= Muhammad Afrizal =

Indonesian boxer (1981–2012)

Muhammad Afrizal Cotto (September 14, 1981 – April 4, 2012) was an Indonesian featherweight and junior lightweight boxer who became the 28th Indonesian boxer to die since 1948. Previous to Afrizal, the last Indonesian boxing fatality was in 2007. In 2002 the World Boxing Council banned Indonesian boxers from fighting in WBC-sanctioned bouts outside the country, following a series of deaths. The ban was lifted July 2002 on the condition that Indonesia impose safety rules and form a commission to monitor matches.

== Biography ==

Afrizal compiled a professional record of 20-7-1, with eleven knockouts.
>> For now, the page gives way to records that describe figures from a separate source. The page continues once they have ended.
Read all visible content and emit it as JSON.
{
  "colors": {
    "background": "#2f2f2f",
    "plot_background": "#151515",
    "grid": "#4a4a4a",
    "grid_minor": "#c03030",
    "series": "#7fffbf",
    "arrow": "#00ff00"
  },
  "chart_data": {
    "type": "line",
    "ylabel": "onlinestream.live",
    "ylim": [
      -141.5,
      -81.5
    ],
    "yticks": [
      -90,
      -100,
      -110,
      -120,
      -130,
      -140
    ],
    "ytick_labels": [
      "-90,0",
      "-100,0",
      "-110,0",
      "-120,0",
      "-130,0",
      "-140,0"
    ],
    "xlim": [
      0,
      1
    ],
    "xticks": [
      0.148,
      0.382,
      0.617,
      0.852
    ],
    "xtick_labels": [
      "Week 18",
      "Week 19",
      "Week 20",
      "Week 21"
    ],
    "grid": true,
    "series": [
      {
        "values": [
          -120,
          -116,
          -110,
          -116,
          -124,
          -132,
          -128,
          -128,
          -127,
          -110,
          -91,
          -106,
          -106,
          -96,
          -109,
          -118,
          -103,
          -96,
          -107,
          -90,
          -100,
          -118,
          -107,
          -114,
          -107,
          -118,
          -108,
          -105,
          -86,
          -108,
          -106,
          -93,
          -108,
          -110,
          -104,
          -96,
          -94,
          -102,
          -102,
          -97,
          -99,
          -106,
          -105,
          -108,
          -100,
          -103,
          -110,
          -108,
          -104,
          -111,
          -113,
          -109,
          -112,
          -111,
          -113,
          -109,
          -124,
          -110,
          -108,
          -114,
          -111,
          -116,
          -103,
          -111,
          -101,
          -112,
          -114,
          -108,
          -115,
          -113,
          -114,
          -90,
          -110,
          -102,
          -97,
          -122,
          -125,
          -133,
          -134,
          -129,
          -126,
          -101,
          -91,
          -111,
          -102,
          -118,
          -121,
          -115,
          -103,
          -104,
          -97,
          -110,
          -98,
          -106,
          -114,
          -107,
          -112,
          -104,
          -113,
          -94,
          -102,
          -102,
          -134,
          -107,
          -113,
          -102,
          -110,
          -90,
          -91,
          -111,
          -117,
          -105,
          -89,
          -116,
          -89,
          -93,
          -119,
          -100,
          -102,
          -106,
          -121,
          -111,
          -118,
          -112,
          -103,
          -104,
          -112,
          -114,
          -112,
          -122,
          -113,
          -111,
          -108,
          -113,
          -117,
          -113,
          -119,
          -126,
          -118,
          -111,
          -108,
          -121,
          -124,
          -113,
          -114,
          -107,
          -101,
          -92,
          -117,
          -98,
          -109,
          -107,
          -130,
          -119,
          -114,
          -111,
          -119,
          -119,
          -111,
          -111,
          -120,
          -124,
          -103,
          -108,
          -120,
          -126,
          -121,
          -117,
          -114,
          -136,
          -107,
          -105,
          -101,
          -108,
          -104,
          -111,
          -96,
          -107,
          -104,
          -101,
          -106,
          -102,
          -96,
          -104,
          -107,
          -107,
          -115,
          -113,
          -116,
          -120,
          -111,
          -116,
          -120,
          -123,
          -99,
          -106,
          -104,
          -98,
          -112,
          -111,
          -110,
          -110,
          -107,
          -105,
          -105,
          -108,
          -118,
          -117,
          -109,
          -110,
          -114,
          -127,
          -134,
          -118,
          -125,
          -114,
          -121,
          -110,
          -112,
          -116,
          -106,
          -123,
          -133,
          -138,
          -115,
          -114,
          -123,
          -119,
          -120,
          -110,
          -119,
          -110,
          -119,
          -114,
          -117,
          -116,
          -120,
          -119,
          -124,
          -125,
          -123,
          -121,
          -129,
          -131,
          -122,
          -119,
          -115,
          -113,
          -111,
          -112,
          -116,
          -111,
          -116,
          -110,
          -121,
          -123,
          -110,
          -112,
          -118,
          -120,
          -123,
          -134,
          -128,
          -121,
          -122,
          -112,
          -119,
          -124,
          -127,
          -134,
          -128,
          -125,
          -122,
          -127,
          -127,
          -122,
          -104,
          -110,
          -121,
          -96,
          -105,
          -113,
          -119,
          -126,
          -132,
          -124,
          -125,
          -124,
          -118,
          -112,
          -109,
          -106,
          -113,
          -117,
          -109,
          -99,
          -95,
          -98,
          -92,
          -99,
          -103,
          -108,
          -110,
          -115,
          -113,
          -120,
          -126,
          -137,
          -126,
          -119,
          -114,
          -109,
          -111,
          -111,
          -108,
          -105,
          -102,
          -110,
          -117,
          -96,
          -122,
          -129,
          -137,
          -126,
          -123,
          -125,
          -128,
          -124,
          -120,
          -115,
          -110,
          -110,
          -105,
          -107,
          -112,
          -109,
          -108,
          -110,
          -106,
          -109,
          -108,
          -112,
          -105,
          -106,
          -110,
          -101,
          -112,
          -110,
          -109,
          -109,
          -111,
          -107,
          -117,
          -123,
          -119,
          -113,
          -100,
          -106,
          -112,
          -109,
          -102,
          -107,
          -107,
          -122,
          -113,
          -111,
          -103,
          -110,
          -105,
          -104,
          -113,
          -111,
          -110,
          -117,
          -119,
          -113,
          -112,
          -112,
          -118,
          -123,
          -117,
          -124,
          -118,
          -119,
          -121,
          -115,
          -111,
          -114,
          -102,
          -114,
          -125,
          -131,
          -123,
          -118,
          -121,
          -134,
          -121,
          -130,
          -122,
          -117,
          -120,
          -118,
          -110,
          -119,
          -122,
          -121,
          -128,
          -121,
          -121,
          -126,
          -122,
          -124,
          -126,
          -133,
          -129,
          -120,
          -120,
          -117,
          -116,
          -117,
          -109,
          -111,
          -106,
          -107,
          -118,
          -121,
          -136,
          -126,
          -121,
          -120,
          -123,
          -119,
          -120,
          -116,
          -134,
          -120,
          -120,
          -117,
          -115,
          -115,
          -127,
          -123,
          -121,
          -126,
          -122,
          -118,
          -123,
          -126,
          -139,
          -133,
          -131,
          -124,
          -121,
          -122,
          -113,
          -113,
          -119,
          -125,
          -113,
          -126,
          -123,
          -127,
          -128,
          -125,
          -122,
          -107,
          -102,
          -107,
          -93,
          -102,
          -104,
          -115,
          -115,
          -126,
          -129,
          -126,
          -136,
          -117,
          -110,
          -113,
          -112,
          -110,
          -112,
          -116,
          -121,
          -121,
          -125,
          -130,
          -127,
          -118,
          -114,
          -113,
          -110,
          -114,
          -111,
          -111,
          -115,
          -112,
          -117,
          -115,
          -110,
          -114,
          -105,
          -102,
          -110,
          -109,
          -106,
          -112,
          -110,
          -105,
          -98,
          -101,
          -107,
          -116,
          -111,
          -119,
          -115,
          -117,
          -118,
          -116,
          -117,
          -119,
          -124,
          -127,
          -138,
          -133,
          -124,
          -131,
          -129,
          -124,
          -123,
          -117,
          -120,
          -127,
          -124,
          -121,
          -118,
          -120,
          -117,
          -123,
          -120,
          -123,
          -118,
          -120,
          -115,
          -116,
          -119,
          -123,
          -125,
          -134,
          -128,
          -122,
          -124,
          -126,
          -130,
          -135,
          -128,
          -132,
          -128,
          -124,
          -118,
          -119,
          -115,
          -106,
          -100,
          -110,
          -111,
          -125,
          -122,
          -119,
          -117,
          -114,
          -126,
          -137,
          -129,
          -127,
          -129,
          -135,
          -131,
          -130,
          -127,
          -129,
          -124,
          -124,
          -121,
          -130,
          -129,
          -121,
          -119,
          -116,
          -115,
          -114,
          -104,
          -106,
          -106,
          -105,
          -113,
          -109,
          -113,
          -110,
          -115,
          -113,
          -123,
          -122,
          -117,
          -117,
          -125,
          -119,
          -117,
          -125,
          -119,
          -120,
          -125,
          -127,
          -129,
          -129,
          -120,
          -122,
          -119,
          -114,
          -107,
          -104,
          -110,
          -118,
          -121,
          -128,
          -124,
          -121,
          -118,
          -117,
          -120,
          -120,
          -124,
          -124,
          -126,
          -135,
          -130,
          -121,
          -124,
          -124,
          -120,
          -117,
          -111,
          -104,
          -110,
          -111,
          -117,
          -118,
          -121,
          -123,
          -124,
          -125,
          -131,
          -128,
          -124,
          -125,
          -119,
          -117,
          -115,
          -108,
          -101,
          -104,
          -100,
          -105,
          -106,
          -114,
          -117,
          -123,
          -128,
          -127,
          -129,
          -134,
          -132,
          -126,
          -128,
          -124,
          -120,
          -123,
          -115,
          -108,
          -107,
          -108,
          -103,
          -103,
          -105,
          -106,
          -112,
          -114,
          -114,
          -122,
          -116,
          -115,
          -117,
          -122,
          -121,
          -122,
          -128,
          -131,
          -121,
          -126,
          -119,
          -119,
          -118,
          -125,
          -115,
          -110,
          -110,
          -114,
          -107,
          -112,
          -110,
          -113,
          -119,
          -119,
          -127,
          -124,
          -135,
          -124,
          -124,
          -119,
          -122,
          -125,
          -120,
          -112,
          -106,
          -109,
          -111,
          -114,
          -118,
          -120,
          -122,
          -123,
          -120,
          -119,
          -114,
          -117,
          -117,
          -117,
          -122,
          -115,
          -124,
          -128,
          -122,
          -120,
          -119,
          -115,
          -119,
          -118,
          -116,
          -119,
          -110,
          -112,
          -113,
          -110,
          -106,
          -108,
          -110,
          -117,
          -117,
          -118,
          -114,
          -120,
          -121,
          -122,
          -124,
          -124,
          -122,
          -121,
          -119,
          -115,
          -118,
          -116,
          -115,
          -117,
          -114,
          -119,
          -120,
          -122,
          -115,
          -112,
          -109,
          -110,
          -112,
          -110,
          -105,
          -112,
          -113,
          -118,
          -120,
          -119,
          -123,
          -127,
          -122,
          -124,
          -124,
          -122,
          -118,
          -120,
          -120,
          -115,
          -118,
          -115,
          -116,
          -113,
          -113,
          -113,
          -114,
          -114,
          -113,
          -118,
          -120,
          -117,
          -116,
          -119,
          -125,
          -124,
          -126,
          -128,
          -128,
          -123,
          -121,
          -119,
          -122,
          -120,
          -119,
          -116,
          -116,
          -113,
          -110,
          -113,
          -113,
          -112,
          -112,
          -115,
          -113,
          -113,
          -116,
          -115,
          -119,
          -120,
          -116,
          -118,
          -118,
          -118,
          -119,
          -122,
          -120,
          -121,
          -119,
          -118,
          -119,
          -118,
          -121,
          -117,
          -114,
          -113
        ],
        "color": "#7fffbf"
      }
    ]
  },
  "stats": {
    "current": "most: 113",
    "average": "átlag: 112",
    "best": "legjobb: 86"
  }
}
His final opponent, Irvan Marbun, had a record of 3-1 with one stoppage loss to a winless boxer. Afrizal versus Marbun Indonesian Super Featherweight title bout was conducted on Indosar private television for sports fans. Afrizal was down in the third round, and ultimately lost a 12-round decision. Though he left the ring on his own power, Afrizal subsequently began vomiting an hour after the bout, and fell unconscious with a hemorrhage. He was taken to Royal Hospital in Jakarta, and later transferred to Christian University of Jakarta UKI Hospital, where he died four days after brain surgery to remove a blood clot. Afrizal was engaged and was to be married on April 15, 2012.